Politique
Mantes-la-Jolie

Mantes-la-Jolie : Adama Gaye endosse la fonction de maire et promet "zéro passe-droit"

Investi ce samedi matin au gymnase Dantan, le nouveau maire de Mantes-la-Jolie, Adama Gaye, annonce un mandat placé sous le signe de la probité et du rassemblement : « Pas de passe-droits, pas de coup de pouce ».
L'enfant du Val-Fourré sait que la tâche qui l'attend ne sera pas de tout repos
L'enfant du Val-Fourré sait que la tâche qui l'attend ne sera pas de tout repos
Date de publication:
28/3/2026
Dernière modification:
28/3/2026

Ce samedi 28 mars, le gymnase Dantan de Mantes-la-Jolie affichait complet pour la cérémonie d'investiture du nouveau maire Adama Gaye . Issu de la société civile et sans étiquette politique, l'enfant du Val-Fourré a vraisemblablement endossé son écharpe tricolore, jurant de diriger la ville avec « justice et transparence ». « Pas de passe-droits, pas de coup de pouce », a-t-il prévenu, sous les applaudissements d'un public attentif.

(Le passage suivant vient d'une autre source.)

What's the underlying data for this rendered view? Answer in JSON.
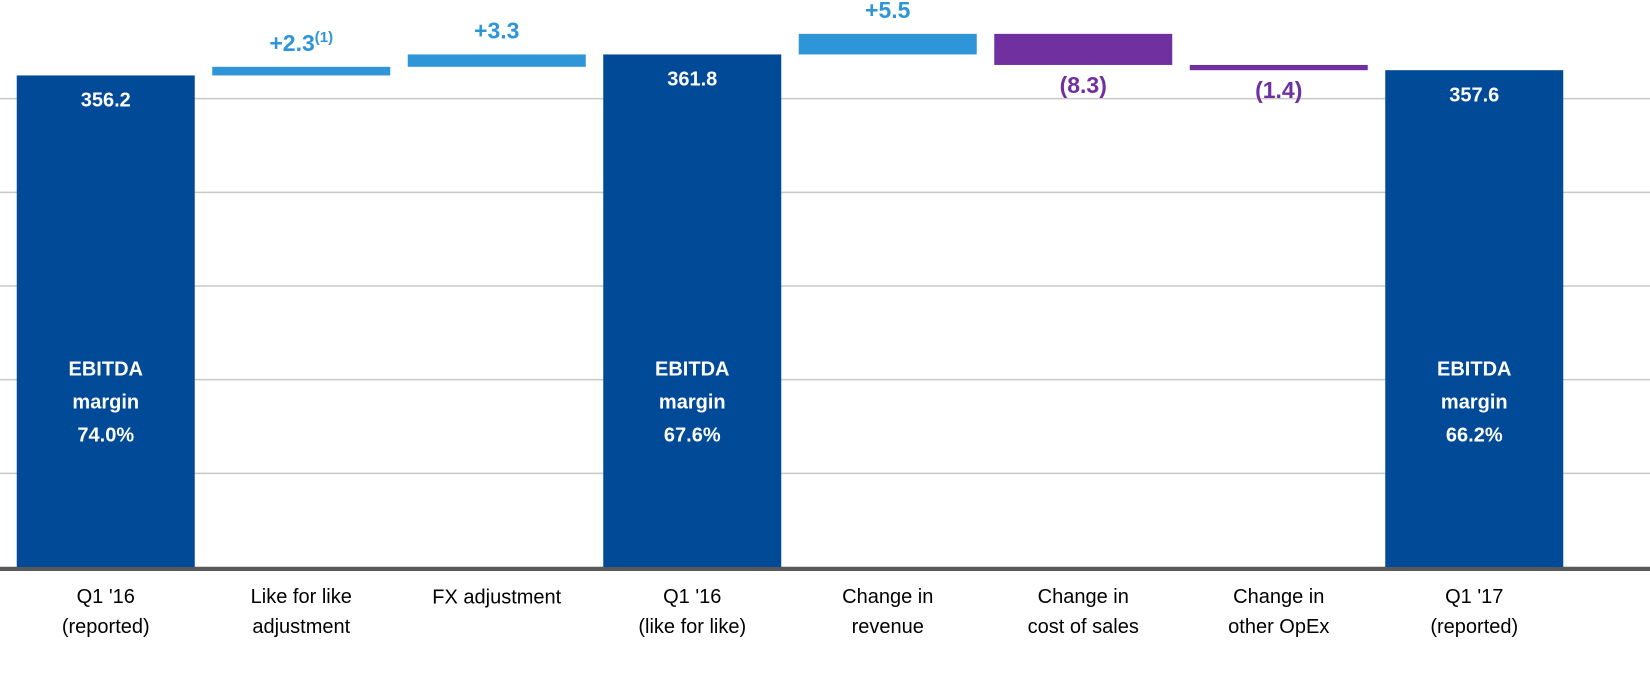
{
  "chart_data": {
    "type": "waterfall",
    "categories": [
      "Q1 '16\n(reported)",
      "Like for like\nadjustment",
      "FX adjustment",
      "Q1 '16\n(like for like)",
      "Change in\nrevenue",
      "Change in\ncost of sales",
      "Change in\nother OpEx",
      "Q1 '17\n(reported)"
    ],
    "values": [
      356.2,
      2.3,
      3.3,
      361.8,
      5.5,
      -8.3,
      -1.4,
      357.6
    ],
    "value_labels": [
      "356.2",
      "+2.3",
      "+3.3",
      "361.8",
      "+5.5",
      "(8.3)",
      "(1.4)",
      "357.6"
    ],
    "footnote_marks": [
      null,
      "(1)",
      null,
      null,
      null,
      null,
      null,
      null
    ],
    "is_total": [
      true,
      false,
      false,
      true,
      false,
      false,
      false,
      true
    ],
    "annotations": [
      [
        "EBITDA",
        "margin",
        "74.0%"
      ],
      null,
      null,
      [
        "EBITDA",
        "margin",
        "67.6%"
      ],
      null,
      null,
      null,
      [
        "EBITDA",
        "margin",
        "66.2%"
      ]
    ],
    "colors": {
      "total": "#004a97",
      "increase": "#2e95d9",
      "decrease": "#7030a0"
    },
    "ylim": [
      225,
      375
    ],
    "yticks": [
      225,
      250,
      275,
      300,
      325,
      350
    ],
    "grid": true
  }
}
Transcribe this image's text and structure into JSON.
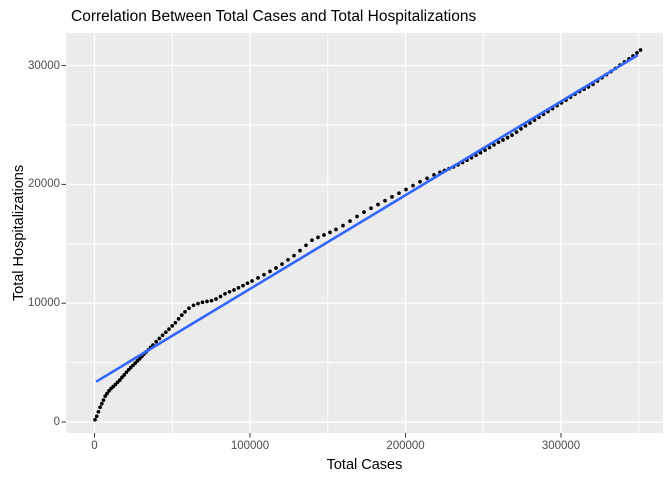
{
  "chart_data": {
    "type": "scatter",
    "title": "Correlation Between Total Cases and Total Hospitalizations",
    "xlabel": "Total Cases",
    "ylabel": "Total Hospitalizations",
    "grid": true,
    "legend_position": "none",
    "x_axis": {
      "ticks": [
        0,
        100000,
        200000,
        300000
      ],
      "minor_ticks": [
        50000,
        150000,
        250000,
        350000
      ],
      "range": [
        -18000,
        365500
      ]
    },
    "y_axis": {
      "ticks": [
        0,
        10000,
        20000,
        30000
      ],
      "minor_ticks": [
        5000,
        15000,
        25000
      ],
      "range": [
        -950,
        32750
      ]
    },
    "trend": {
      "type": "linear",
      "color": "#3366FF",
      "start": [
        1000,
        3390
      ],
      "end": [
        349500,
        30890
      ]
    },
    "colors": {
      "panel": "#EBEBEB",
      "grid_major": "#FFFFFF",
      "grid_minor": "#FFFFFF",
      "point": "#000000",
      "axis_text": "#4D4D4D",
      "tick_mark": "#333333",
      "title_text": "#000000"
    },
    "points": [
      [
        300,
        190
      ],
      [
        1400,
        480
      ],
      [
        2500,
        860
      ],
      [
        3590,
        1240
      ],
      [
        4680,
        1540
      ],
      [
        5780,
        1840
      ],
      [
        6870,
        2180
      ],
      [
        8030,
        2390
      ],
      [
        9310,
        2620
      ],
      [
        10600,
        2810
      ],
      [
        12020,
        2980
      ],
      [
        13430,
        3160
      ],
      [
        14850,
        3340
      ],
      [
        16260,
        3530
      ],
      [
        17680,
        3750
      ],
      [
        19090,
        3960
      ],
      [
        20510,
        4180
      ],
      [
        21920,
        4390
      ],
      [
        23340,
        4590
      ],
      [
        24750,
        4770
      ],
      [
        26170,
        4960
      ],
      [
        27580,
        5140
      ],
      [
        29000,
        5310
      ],
      [
        30410,
        5510
      ],
      [
        31830,
        5720
      ],
      [
        33240,
        5900
      ],
      [
        34660,
        6080
      ],
      [
        36070,
        6270
      ],
      [
        37610,
        6470
      ],
      [
        39670,
        6760
      ],
      [
        41730,
        7030
      ],
      [
        43790,
        7310
      ],
      [
        45850,
        7560
      ],
      [
        47900,
        7820
      ],
      [
        49960,
        8090
      ],
      [
        52020,
        8350
      ],
      [
        54080,
        8680
      ],
      [
        56140,
        9000
      ],
      [
        58190,
        9280
      ],
      [
        60770,
        9580
      ],
      [
        63660,
        9820
      ],
      [
        66550,
        9970
      ],
      [
        69450,
        10080
      ],
      [
        72340,
        10150
      ],
      [
        75240,
        10210
      ],
      [
        78130,
        10350
      ],
      [
        81020,
        10560
      ],
      [
        83920,
        10790
      ],
      [
        86810,
        10960
      ],
      [
        89710,
        11110
      ],
      [
        92600,
        11300
      ],
      [
        95490,
        11480
      ],
      [
        98390,
        11680
      ],
      [
        101280,
        11870
      ],
      [
        105140,
        12130
      ],
      [
        109000,
        12400
      ],
      [
        112860,
        12680
      ],
      [
        116720,
        12960
      ],
      [
        120570,
        13290
      ],
      [
        124430,
        13650
      ],
      [
        128290,
        14010
      ],
      [
        132150,
        14430
      ],
      [
        136010,
        14870
      ],
      [
        139870,
        15300
      ],
      [
        143720,
        15540
      ],
      [
        147580,
        15740
      ],
      [
        151440,
        15960
      ],
      [
        155300,
        16200
      ],
      [
        159800,
        16530
      ],
      [
        164310,
        16910
      ],
      [
        168810,
        17300
      ],
      [
        173320,
        17670
      ],
      [
        177820,
        18000
      ],
      [
        182320,
        18310
      ],
      [
        186820,
        18630
      ],
      [
        191320,
        18950
      ],
      [
        195820,
        19260
      ],
      [
        200330,
        19570
      ],
      [
        204830,
        19900
      ],
      [
        209330,
        20220
      ],
      [
        213830,
        20510
      ],
      [
        218330,
        20800
      ],
      [
        222190,
        21010
      ],
      [
        225090,
        21170
      ],
      [
        227980,
        21320
      ],
      [
        230870,
        21470
      ],
      [
        233770,
        21650
      ],
      [
        236660,
        21840
      ],
      [
        239560,
        22040
      ],
      [
        242450,
        22250
      ],
      [
        245340,
        22460
      ],
      [
        248240,
        22670
      ],
      [
        251130,
        22890
      ],
      [
        254030,
        23110
      ],
      [
        256920,
        23330
      ],
      [
        259810,
        23550
      ],
      [
        262710,
        23740
      ],
      [
        265600,
        23940
      ],
      [
        268500,
        24150
      ],
      [
        271390,
        24400
      ],
      [
        274280,
        24670
      ],
      [
        277180,
        24930
      ],
      [
        280070,
        25170
      ],
      [
        282970,
        25410
      ],
      [
        285860,
        25650
      ],
      [
        288750,
        25900
      ],
      [
        291650,
        26140
      ],
      [
        294540,
        26380
      ],
      [
        297440,
        26630
      ],
      [
        300330,
        26860
      ],
      [
        303220,
        27100
      ],
      [
        306120,
        27350
      ],
      [
        309010,
        27580
      ],
      [
        311910,
        27820
      ],
      [
        314800,
        28010
      ],
      [
        317690,
        28210
      ],
      [
        320590,
        28430
      ],
      [
        323480,
        28700
      ],
      [
        326380,
        28980
      ],
      [
        329270,
        29240
      ],
      [
        332160,
        29500
      ],
      [
        335060,
        29770
      ],
      [
        337950,
        30040
      ],
      [
        340850,
        30300
      ],
      [
        343740,
        30560
      ],
      [
        346310,
        30810
      ],
      [
        348890,
        31070
      ],
      [
        351140,
        31310
      ]
    ]
  }
}
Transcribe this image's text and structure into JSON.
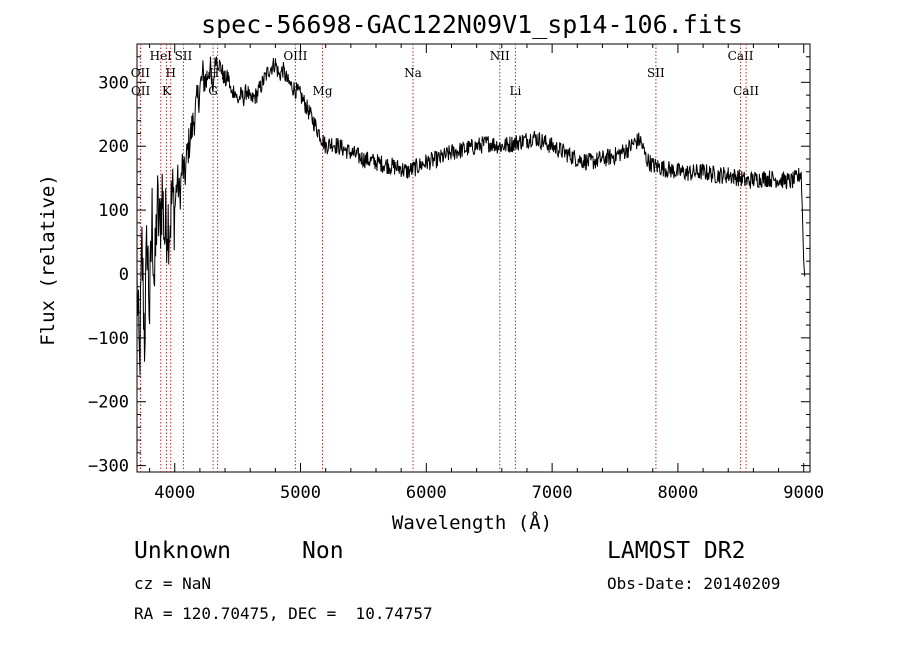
{
  "chart_data": {
    "type": "line",
    "title": "spec-56698-GAC122N09V1_sp14-106.fits",
    "xlabel": "Wavelength (Å)",
    "ylabel": "Flux (relative)",
    "xlim": [
      3700,
      9050
    ],
    "ylim": [
      -310,
      360
    ],
    "xticks": [
      4000,
      5000,
      6000,
      7000,
      8000,
      9000
    ],
    "xtick_labels": [
      "4000",
      "5000",
      "6000",
      "7000",
      "8000",
      "9000"
    ],
    "yticks": [
      -300,
      -200,
      -100,
      0,
      100,
      200,
      300
    ],
    "ytick_labels": [
      "−300",
      "−200",
      "−100",
      "0",
      "100",
      "200",
      "300"
    ],
    "grid": false,
    "line_color": "#000000",
    "marker_color": "#b03030",
    "series": [
      {
        "x": [
          3700,
          3720,
          3740,
          3760,
          3780,
          3800,
          3820,
          3840,
          3860,
          3880,
          3900,
          3920,
          3940,
          3960,
          3980,
          4000,
          4020,
          4040,
          4060,
          4080,
          4100,
          4120,
          4140,
          4160,
          4180,
          4200,
          4225,
          4250,
          4275,
          4300,
          4325,
          4350,
          4375,
          4400,
          4425,
          4450,
          4475,
          4500,
          4525,
          4550,
          4575,
          4600,
          4650,
          4700,
          4750,
          4800,
          4830,
          4860,
          4900,
          4950,
          5000,
          5050,
          5100,
          5150,
          5200,
          5250,
          5300,
          5400,
          5500,
          5600,
          5700,
          5800,
          5850,
          5900,
          5950,
          6000,
          6100,
          6200,
          6300,
          6400,
          6500,
          6600,
          6700,
          6800,
          6850,
          6900,
          6950,
          7000,
          7100,
          7200,
          7300,
          7400,
          7500,
          7600,
          7650,
          7700,
          7750,
          7800,
          7900,
          8000,
          8100,
          8200,
          8300,
          8400,
          8500,
          8550,
          8600,
          8700,
          8800,
          8900,
          8950,
          8980,
          9000,
          9010
        ],
        "y": [
          -10,
          -150,
          40,
          -100,
          60,
          -60,
          90,
          -20,
          110,
          70,
          130,
          60,
          90,
          80,
          120,
          100,
          150,
          120,
          170,
          150,
          190,
          210,
          230,
          250,
          270,
          290,
          310,
          300,
          330,
          280,
          340,
          330,
          320,
          300,
          310,
          280,
          290,
          270,
          280,
          275,
          290,
          270,
          280,
          300,
          320,
          330,
          310,
          320,
          300,
          290,
          280,
          260,
          240,
          220,
          200,
          205,
          200,
          190,
          180,
          175,
          170,
          165,
          160,
          165,
          170,
          175,
          180,
          190,
          195,
          200,
          205,
          200,
          205,
          210,
          215,
          210,
          205,
          200,
          190,
          180,
          175,
          180,
          185,
          195,
          205,
          210,
          180,
          170,
          165,
          160,
          158,
          160,
          155,
          155,
          150,
          145,
          148,
          150,
          148,
          145,
          150,
          160,
          20,
          -10
        ]
      }
    ],
    "line_markers": [
      {
        "label": "OII",
        "wavelength": 3727,
        "row": 1
      },
      {
        "label": "OII",
        "wavelength": 3729,
        "row": 2
      },
      {
        "label": "HeI",
        "wavelength": 3889,
        "row": 0
      },
      {
        "label": "SII",
        "wavelength": 4069,
        "row": 0
      },
      {
        "label": "H",
        "wavelength": 3968,
        "row": 1
      },
      {
        "label": "K",
        "wavelength": 3934,
        "row": 2
      },
      {
        "label": "Hγ",
        "wavelength": 4341,
        "row": 1
      },
      {
        "label": "G",
        "wavelength": 4305,
        "row": 2
      },
      {
        "label": "OIII",
        "wavelength": 4959,
        "row": 0
      },
      {
        "label": "Mg",
        "wavelength": 5175,
        "row": 2
      },
      {
        "label": "Na",
        "wavelength": 5894,
        "row": 1
      },
      {
        "label": "NII",
        "wavelength": 6584,
        "row": 0
      },
      {
        "label": "Li",
        "wavelength": 6708,
        "row": 2
      },
      {
        "label": "SII",
        "wavelength": 7825,
        "row": 1
      },
      {
        "label": "CaII",
        "wavelength": 8498,
        "row": 0
      },
      {
        "label": "CaII",
        "wavelength": 8542,
        "row": 2
      }
    ]
  },
  "info": {
    "class": "Unknown",
    "subclass": "Non",
    "survey": "LAMOST DR2",
    "redshift": "cz = NaN",
    "obs_date": "Obs-Date: 20140209",
    "coords": "RA = 120.70475, DEC =  10.74757"
  }
}
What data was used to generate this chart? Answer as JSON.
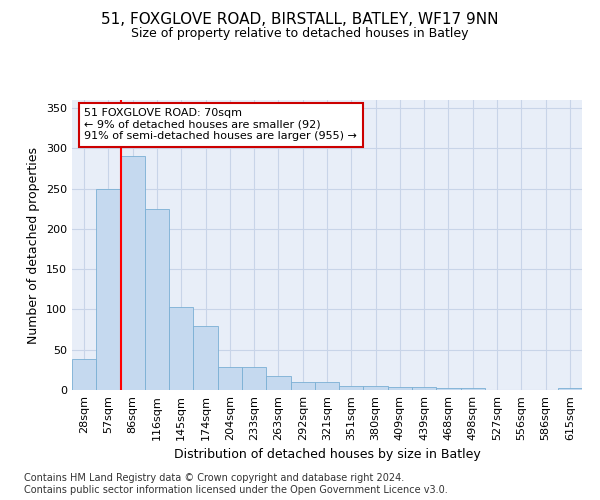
{
  "title": "51, FOXGLOVE ROAD, BIRSTALL, BATLEY, WF17 9NN",
  "subtitle": "Size of property relative to detached houses in Batley",
  "xlabel": "Distribution of detached houses by size in Batley",
  "ylabel": "Number of detached properties",
  "categories": [
    "28sqm",
    "57sqm",
    "86sqm",
    "116sqm",
    "145sqm",
    "174sqm",
    "204sqm",
    "233sqm",
    "263sqm",
    "292sqm",
    "321sqm",
    "351sqm",
    "380sqm",
    "409sqm",
    "439sqm",
    "468sqm",
    "498sqm",
    "527sqm",
    "556sqm",
    "586sqm",
    "615sqm"
  ],
  "values": [
    38,
    250,
    291,
    225,
    103,
    79,
    29,
    29,
    18,
    10,
    10,
    5,
    5,
    4,
    4,
    3,
    3,
    0,
    0,
    0,
    3
  ],
  "bar_color": "#c5d9ef",
  "bar_edge_color": "#7aafd4",
  "red_line_x": 1.5,
  "annotation_text": "51 FOXGLOVE ROAD: 70sqm\n← 9% of detached houses are smaller (92)\n91% of semi-detached houses are larger (955) →",
  "annotation_box_color": "#ffffff",
  "annotation_edge_color": "#cc0000",
  "grid_color": "#c8d4e8",
  "background_color": "#e8eef8",
  "footer_text": "Contains HM Land Registry data © Crown copyright and database right 2024.\nContains public sector information licensed under the Open Government Licence v3.0.",
  "ylim": [
    0,
    360
  ],
  "yticks": [
    0,
    50,
    100,
    150,
    200,
    250,
    300,
    350
  ],
  "title_fontsize": 11,
  "subtitle_fontsize": 9,
  "ylabel_fontsize": 9,
  "xlabel_fontsize": 9,
  "tick_fontsize": 8,
  "footer_fontsize": 7
}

Dans l'assistance figuraient plusieurs figures locales et régionales : Kanza Sakat , ancienne candidate insoumise, le député Benjamin Lucas ( Génération.s ), Djamel Nedjar , maire de Limay, ou encore Ali Rabeh , maire de Trappes. Un symbole fort, celui du retour d'une gauche rassemblée autour d'un maire qui se veut avant tout proche des habitants. L'ancien maire Paul Picard , dernier élu de gauche à Mantes (1977-1995), était lui aussi présent.

Lors de son premier discours, Adama Gaye a multiplié les gestes d'apaisement. À la majorité sortante, il a exprimé ses remerciements, saluant Raphaël Cognet , absent comme prévu, et ses adjoints démissionnaires. Aux élus d'opposition, il a promis écoute et respect. « Je serai le maire de toutes les Mantaises et de tous les Mantais, sans exception », a-t-il insisté.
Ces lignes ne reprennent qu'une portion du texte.